Going rate salaries will be discounted by up to 20% for those with a PhD in a subject relevant to their role and by 30% for those who are new entrants (subject to the four year maximum). However, the salary paid may not be below £15.88 per hour.

What if the going rate salary is less than the minimum salary of £38,700?
In certain roles which may be relevant to franchisors and franchisees, such as restaurant, garage, beauty salon and retail managers the going rate salary remains below the minimum salary threshold of £38,700 per annum. None of these roles are on the new Immigration Salary List, meaning unless the new hire is a new entrant, they must be paid at least £38,700 per annum. In some cases this is 20% more than the going rate salary and, as such, it is likely that most businesses will no longer be able to sponsor new hires in these roles.

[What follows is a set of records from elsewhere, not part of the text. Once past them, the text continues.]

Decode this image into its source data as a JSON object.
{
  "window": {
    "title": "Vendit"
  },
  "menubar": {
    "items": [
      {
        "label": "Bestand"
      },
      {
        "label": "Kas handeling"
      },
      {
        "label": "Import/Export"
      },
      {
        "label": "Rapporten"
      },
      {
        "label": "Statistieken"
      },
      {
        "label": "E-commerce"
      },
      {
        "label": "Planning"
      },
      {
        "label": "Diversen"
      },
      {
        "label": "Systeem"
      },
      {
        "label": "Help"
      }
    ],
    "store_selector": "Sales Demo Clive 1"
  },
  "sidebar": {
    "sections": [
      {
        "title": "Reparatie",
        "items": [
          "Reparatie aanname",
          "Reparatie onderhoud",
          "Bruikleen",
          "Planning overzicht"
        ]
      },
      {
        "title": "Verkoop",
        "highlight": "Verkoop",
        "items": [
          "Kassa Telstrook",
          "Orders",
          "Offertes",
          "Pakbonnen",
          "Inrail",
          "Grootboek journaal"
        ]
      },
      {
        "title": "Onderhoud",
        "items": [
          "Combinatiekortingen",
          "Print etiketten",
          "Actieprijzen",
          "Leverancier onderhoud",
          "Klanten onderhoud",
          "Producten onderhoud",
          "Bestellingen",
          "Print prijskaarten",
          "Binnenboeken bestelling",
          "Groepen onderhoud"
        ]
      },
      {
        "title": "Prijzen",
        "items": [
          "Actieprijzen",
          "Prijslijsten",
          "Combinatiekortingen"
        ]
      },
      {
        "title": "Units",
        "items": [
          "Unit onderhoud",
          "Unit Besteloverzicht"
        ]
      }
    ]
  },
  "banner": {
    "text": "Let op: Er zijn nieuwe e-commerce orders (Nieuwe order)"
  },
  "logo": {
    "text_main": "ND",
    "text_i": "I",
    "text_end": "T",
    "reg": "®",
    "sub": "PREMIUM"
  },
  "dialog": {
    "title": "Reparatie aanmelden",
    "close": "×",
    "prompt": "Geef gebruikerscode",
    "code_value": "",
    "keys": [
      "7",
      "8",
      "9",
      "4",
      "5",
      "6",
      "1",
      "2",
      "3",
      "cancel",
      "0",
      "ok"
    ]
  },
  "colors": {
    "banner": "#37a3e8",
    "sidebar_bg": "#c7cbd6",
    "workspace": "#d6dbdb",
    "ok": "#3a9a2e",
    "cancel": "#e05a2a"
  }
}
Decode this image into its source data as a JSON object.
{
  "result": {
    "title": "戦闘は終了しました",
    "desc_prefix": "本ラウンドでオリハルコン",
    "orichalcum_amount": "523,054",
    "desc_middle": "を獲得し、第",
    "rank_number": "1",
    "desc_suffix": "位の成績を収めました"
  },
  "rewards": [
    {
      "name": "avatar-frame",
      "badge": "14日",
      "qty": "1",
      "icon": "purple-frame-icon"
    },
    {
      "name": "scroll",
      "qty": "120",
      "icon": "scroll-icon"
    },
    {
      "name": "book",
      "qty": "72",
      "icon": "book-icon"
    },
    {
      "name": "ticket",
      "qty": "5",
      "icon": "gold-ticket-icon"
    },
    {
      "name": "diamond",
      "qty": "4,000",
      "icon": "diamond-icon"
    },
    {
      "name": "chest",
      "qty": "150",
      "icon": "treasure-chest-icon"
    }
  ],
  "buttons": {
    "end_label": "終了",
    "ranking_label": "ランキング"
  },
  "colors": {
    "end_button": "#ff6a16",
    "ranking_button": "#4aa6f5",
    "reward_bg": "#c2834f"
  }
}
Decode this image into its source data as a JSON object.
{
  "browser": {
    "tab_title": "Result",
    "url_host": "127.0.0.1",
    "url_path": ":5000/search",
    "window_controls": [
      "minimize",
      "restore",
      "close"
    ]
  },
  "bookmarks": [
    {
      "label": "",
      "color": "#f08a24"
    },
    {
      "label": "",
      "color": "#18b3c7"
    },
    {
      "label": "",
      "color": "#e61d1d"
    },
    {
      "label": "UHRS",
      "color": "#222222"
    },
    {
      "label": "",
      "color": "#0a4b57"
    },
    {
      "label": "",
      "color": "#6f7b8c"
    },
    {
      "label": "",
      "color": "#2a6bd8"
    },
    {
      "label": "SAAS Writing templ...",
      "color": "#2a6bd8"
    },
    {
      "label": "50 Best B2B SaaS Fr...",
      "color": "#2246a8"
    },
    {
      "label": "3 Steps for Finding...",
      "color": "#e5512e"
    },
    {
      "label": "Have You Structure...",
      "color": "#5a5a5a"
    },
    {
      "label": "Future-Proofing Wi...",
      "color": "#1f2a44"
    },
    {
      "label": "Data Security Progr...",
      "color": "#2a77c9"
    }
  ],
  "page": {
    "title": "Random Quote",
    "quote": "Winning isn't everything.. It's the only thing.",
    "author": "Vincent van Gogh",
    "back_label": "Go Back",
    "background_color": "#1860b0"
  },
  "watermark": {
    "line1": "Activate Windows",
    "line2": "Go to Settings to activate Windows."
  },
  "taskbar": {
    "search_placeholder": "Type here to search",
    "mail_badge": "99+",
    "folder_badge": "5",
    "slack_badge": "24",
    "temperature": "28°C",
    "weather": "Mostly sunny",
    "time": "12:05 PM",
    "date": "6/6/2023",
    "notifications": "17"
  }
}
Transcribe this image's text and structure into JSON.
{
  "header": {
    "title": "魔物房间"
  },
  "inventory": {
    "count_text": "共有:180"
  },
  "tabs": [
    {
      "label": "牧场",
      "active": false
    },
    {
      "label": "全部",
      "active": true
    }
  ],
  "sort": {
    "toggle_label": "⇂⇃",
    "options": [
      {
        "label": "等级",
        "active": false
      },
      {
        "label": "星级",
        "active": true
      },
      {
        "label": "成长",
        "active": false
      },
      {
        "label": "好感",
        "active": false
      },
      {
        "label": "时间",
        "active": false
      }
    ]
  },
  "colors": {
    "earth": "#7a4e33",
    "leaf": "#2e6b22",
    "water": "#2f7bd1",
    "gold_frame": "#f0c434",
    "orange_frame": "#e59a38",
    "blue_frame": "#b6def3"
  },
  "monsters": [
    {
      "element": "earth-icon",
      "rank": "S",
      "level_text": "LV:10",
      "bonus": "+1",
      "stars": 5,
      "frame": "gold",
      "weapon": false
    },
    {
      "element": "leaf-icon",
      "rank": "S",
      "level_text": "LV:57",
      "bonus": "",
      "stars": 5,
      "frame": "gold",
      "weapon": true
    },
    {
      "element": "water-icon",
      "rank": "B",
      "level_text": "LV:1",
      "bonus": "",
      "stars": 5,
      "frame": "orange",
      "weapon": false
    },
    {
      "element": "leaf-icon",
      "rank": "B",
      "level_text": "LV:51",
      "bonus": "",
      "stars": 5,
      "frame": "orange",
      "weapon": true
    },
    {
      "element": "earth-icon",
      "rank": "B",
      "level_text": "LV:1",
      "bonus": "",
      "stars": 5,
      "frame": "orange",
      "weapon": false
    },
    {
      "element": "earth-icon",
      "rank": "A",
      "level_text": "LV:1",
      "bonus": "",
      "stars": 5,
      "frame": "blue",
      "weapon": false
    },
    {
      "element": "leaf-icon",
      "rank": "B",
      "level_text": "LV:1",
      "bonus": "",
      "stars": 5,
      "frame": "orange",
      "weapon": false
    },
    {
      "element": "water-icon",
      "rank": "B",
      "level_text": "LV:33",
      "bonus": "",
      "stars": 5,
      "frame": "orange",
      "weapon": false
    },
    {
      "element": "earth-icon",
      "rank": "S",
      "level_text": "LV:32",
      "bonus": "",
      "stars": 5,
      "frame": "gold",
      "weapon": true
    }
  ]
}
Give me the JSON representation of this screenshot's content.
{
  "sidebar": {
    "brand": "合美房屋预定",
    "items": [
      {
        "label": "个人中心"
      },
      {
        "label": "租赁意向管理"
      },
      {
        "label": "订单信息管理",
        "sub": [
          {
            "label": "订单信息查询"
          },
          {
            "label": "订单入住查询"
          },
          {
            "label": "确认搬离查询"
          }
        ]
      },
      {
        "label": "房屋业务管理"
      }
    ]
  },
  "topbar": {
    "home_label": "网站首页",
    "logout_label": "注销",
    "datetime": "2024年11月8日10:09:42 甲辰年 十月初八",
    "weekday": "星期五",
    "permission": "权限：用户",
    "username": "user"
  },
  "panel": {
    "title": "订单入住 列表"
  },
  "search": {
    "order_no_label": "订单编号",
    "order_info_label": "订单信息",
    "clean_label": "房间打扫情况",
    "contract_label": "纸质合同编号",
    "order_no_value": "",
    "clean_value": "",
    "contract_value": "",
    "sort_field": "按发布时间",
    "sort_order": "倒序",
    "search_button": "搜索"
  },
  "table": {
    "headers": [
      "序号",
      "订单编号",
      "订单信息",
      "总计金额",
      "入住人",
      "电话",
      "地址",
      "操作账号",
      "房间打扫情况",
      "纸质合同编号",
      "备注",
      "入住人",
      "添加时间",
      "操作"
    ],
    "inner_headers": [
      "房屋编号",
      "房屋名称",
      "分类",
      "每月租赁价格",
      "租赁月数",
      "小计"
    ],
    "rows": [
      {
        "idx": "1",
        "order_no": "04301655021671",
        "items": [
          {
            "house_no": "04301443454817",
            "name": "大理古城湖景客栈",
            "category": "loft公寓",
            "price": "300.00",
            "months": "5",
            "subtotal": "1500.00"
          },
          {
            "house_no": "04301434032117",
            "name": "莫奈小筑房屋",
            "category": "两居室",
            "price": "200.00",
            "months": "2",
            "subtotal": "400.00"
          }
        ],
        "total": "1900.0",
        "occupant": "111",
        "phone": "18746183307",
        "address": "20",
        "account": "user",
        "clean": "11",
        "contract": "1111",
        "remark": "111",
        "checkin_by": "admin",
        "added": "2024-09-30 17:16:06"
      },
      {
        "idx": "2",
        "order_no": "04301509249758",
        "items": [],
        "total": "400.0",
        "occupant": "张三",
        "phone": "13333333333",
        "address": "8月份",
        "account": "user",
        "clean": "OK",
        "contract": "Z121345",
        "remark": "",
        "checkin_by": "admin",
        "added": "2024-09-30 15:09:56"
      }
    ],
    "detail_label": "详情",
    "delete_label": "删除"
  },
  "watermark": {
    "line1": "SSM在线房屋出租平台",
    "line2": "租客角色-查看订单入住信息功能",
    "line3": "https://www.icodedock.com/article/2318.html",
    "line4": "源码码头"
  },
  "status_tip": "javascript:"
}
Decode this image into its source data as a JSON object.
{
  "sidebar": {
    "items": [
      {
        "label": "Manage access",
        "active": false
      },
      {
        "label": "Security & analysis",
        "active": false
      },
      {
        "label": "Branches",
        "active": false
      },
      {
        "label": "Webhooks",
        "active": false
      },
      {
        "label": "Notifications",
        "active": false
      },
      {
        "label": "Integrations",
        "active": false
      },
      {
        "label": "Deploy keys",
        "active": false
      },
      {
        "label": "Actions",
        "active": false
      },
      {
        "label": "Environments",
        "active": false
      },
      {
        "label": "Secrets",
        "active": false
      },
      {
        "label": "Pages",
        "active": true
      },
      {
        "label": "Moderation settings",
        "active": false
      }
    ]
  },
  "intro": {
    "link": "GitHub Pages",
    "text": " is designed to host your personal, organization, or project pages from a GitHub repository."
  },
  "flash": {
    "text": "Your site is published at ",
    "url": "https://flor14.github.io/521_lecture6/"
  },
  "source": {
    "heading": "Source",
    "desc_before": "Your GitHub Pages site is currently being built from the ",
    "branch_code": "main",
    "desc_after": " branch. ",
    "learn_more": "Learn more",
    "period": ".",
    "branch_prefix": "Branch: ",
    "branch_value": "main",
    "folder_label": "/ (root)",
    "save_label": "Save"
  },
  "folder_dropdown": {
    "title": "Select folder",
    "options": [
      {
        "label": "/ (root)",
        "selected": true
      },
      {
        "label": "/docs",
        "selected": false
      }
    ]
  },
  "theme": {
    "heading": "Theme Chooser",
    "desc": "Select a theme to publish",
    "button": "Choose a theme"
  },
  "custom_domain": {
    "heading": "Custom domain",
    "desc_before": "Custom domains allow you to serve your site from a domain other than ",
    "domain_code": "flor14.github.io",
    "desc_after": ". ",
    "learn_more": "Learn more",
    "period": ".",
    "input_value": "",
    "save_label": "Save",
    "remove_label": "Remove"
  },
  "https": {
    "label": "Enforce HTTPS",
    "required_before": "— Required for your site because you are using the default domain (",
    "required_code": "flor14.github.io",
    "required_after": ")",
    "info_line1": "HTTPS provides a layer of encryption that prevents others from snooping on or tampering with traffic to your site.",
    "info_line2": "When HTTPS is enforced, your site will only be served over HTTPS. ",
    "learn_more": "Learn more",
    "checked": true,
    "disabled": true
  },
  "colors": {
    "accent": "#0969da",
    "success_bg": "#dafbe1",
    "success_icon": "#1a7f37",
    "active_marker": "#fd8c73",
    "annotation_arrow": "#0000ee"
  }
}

What are the transitional arrangements?
Complex transitional arrangements apply for applications submitted on or before 30 April 2030 in relation to applicants whose previous application was decided in accordance with the Immigration Rules in force prior to 4 April 2024. Sponsors wishing to employ someone who is already in the UK under one of the sponsored routes will need to check carefully if the individual benefits from the transitional arrangements.

If individuals benefit from the transitional arrangements, reduced minimum salary thresholds will apply to them. Lower going rate salaries will also generally apply. This means that if a business currently sponsors someone and wishes to extend their sponsorship, the transitional arrangements (and lower salary thresholds) would usually apply.

Next steps
We recommend that franchisors ensure that franchisees holding sponsor licences are aware of these changes and that they and franchisees ensure that anyone being sponsored meets the new salary criteria and that the correct SOC Code is used when assigning the CoS.

More generally, franchisors should ensure that franchise agreements state that franchisees must comply with all employment and immigration laws. Franchisors may wish to undertake spot check audits on their franchisees’ sponsor compliance obligations to ensure that franchisees are complying with the Immigration Rules and latest guidance. Otherwise, if the Home Office visits a franchisee and discovers a breach of sponsor obligations the Home Office may take action against that particular franchisee. This may lead to further audits of the sponsor licences of the franchisor and other companies in the franchise network.

This, together with the fact that the penalty for employing someone unlawfully has increased to £60,000 and that negative publicity as a result of one franchisee’s breach of immigration laws is likely to adversely the franchise brand more generally, means that both franchisors and franchisees should ensure they stay on top of the frequent immigration changes and take advice as needed.